Father would never attend any such ceremony, considering it all a masquerade which glorified the deaths and wounds of those who were sent to war for interests that were not their own.

Mother wanted to march with her comrades.

Father turned his back on the whole thing.

But on some things they were agreed. Those who died in war did not ‘sacrifice’ their lives…….they were killed, wounded, potentially maimed for life both mentally and physically, in actions ordered by their governments.

Governments which do and have not given a toss for those who serve in their wars. Plenty of lip service and ceremony, but a U.K. Ministry of Defence which throws money at inept procurement projects while sending the human beings out in the field with defective equipment to take their chance. Discharged veterans without aid and support, some even on the streets.

Further, those who go to war have a strong bond of solidarity…they look after each other through thick and thin…something in civilian, in political life, in these days of identity politics we seem to have forgotten.

Can you imagine them not going to the aid of a comrade because he voted for Brexit….was of a different skin colour….approved of Trump? No, you can not.
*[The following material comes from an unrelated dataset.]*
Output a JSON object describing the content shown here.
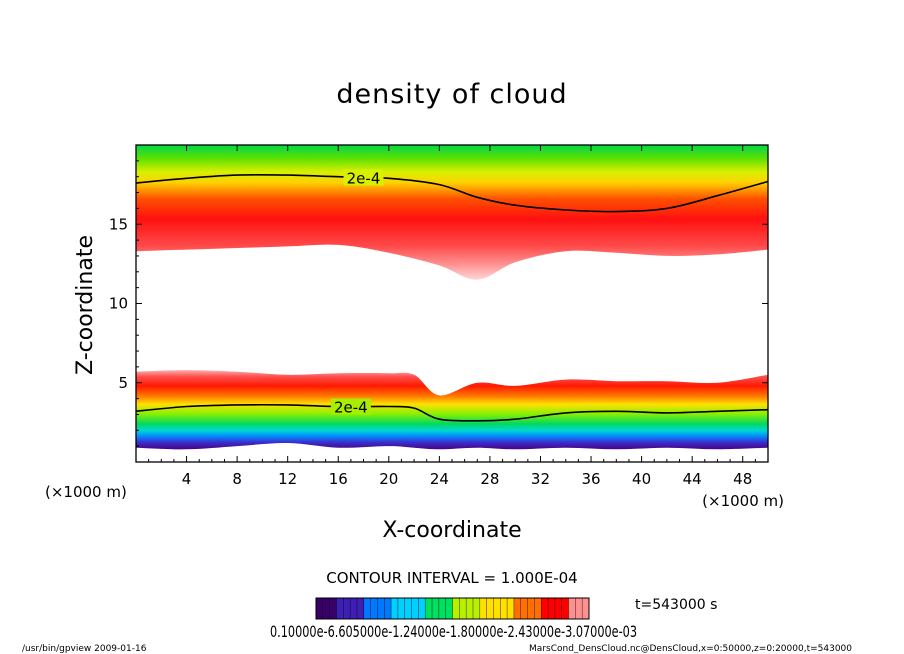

They will bring him in and argue about their differences later.

It is a lesson we can learn from those who volunteer to defend their country…though all too often they end up defending some other country’s interests.

In civilian, in political life we should stop identifying people by the labels either they or others give them.

We need to band together to defend the values which we need to have a healthy society.

Good housing, good education, real employment.

We can argue about our differences when we have won.

And on a personal note, here is something that brings back memories of mother.

The Royal Hospital Chelsea offers care and accommodation for a limited number of veterans, known as the Chelea Pensioners and recognised by their red coats and black tricorne hats.

Every year at the Royal British Legion Ceremony of Remembrance they make their entry, clapped to their place on the stand to the accompaniment of ‘The Boys of the Old Brigade’.

And every year, without fail, mother would greet their entry with a cry of ‘Creepers!’ and then have to take to her handkerchief as she remembered the ‘boys of the old brigade’ now gone.